Je me demandai alors si Roche avait plus d’expérience que moi-même pour ce qui était de ces plaisirs. Cela me sembla peu probable. Dans l’espoir de découvrir s’il s’était déjà rendu à l’endroit où nous allions, je lui demandai où se trouvait l’Échopraxie.
« Dans le Quartier algédonique. En as-tu entendu parler ? »
J’acquiesçai, et lui répondis que maître Palémon l’avait mentionné une fois comme l’un des plus anciens quartiers de la ville.
« Pas vraiment. Plus loin, vers le sud, il y a d’autres endroits qui sont encore plus vieux, mais réduits à l’état de ruines, et où ne vivent que les omophages. Autrefois, la Citadelle se dressait à quelque distance au nord de Nessus, le savais-tu ? »
Je secouai négativement la tête.
« La ville progresse lentement en remontant la rivière. Les écuyers et les Optimats veulent toujours avoir de l’eau pure – non pas qu’ils la boivent, c’est plutôt pour les étangs où ils élèvent des poissons et pour pouvoir se baigner, et faire du bateau. Et puis en outre, ceux qui vivent à trop grande proximité de la mer sont toujours un peu suspects.
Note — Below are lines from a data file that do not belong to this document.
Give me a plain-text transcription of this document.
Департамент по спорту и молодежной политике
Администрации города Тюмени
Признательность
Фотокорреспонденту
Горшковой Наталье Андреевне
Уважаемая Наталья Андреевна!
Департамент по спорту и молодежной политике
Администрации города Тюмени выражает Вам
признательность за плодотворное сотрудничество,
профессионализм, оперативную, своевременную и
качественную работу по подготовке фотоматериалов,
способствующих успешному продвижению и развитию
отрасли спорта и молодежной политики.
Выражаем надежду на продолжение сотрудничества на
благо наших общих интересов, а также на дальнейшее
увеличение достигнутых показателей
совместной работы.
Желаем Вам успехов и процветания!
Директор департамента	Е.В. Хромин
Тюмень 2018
Si bien que les parties les plus basses, là où l’eau est la plus délétère, sont peu à peu abandonnées. Finalement, même la loi n’y est plus représentée, et ceux qui restent là n’osent même pas allumer un feu de peur de ce qui pourrait bien leur tomber dessus, alerté par la fumée. »
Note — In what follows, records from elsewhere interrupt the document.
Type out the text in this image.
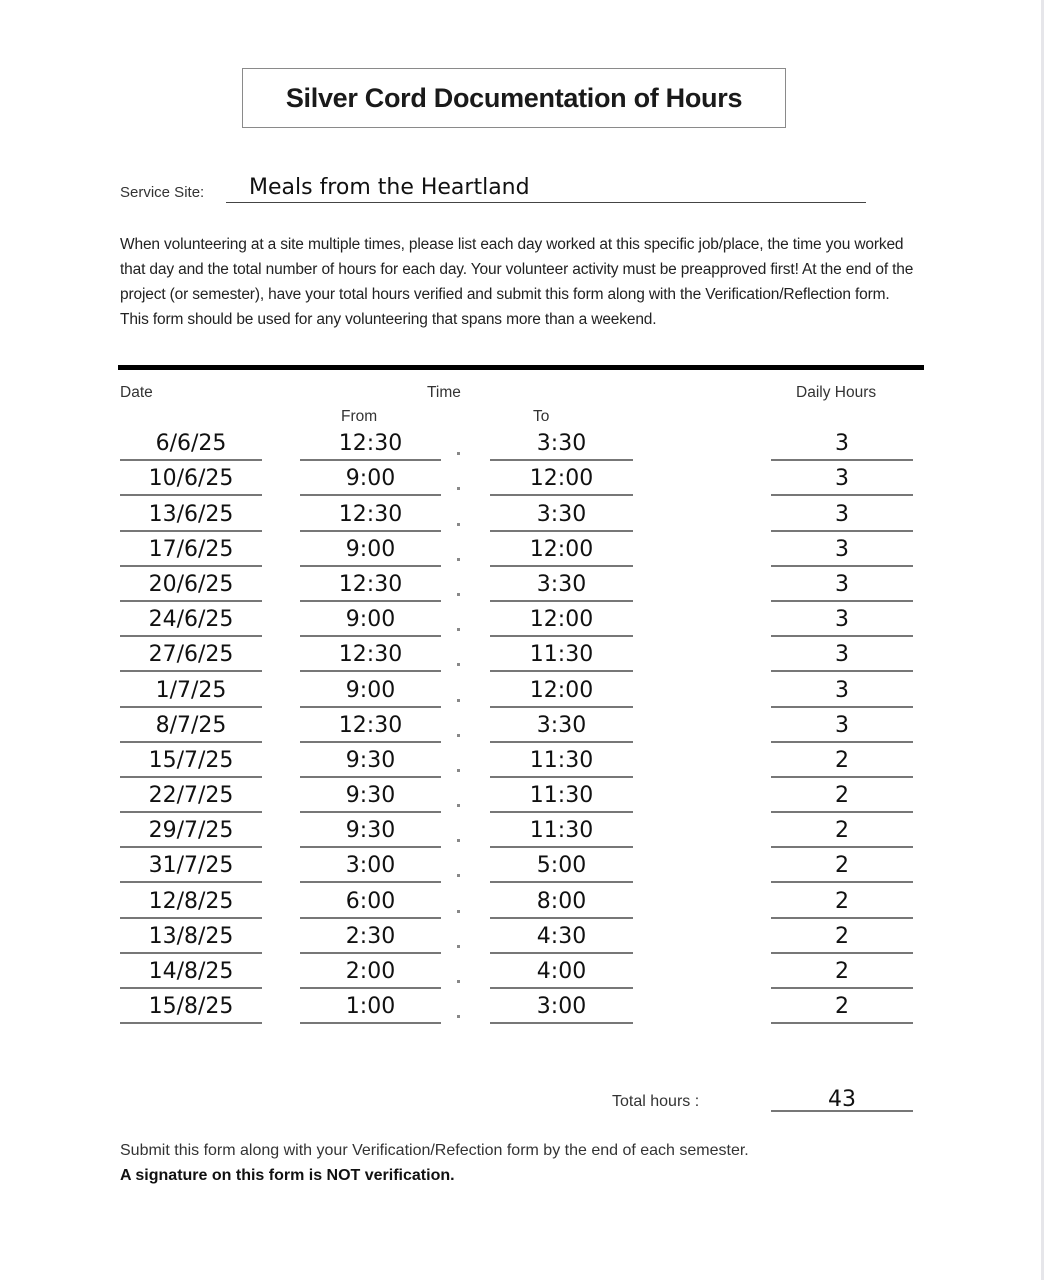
Silver Cord Documentation of Hours
Service Site: Meals from the Heartland
When volunteering at a site multiple times, please list each day worked at this specific job/place, the time you worked that day and the total number of hours for each day. Your volunteer activity must be preapproved first! At the end of the project (or semester), have your total hours verified and submit this form along with the Verification/Reflection form. This form should be used for any volunteering that spans more than a weekend.
Date	Time	Daily Hours
From	To
6/6/25	12:30	3:30	3
10/6/25	9:00	12:00	3
13/6/25	12:30	3:30	3
17/6/25	9:00	12:00	3
20/6/25	12:30	3:30	3
24/6/25	9:00	12:00	3
27/6/25	12:30	11:30	3
1/7/25	9:00	12:00	3
8/7/25	12:30	3:30	3
15/7/25	9:30	11:30	2
22/7/25	9:30	11:30	2
29/7/25	9:30	11:30	2
31/7/25	3:00	5:00	2
12/8/25	6:00	8:00	2
13/8/25	2:30	4:30	2
14/8/25	2:00	4:00	2
15/8/25	1:00	3:00	2
Total hours :	43
Submit this form along with your Verification/Refection form by the end of each semester.
A signature on this form is NOT verification.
Par la fenêtre de la voiture, je regardais le spectacle de la rue. Nous venions de passer sous une porte qui m’était inconnue et que gardaient des soldats casqués ; mais nous étions toujours dans la Citadelle, et nous descendions une ruelle étroite entre deux rangées de croisées fermées de volets.
« Lorsqu’on est compagnon, on peut aller où l’on veut et quand on veut en ville, pourvu que l’on ne soit pas de service. »
Bien entendu, je savais déjà cela ; mais je demandai à Roche s’il trouvait agréable d’avoir cette possibilité.
« Pas exactement agréable… Je n’en ai encore profité que deux fois, pour dire la vérité. Non, pas agréable, mais intéressant. Les gens savent qui nous sommes, naturellement.
— Tu viens de dire que le cocher l’ignorait.
— Eh bien, il est probable qu’il l’ignore, en effet. Ces conducteurs de voitures parcourent Nessus en tous sens, et lui-même peut habiter n’importe où ; il se peut qu’il n’aille pas plus d’une fois par an dans la Citadelle. Mais les habitants du coin savent. Les soldats parlent. Eux sont toujours au courant et le disent toujours, c’est ce que tout le monde prétend. Ils peuvent porter leurs uniformes quand ils sortent.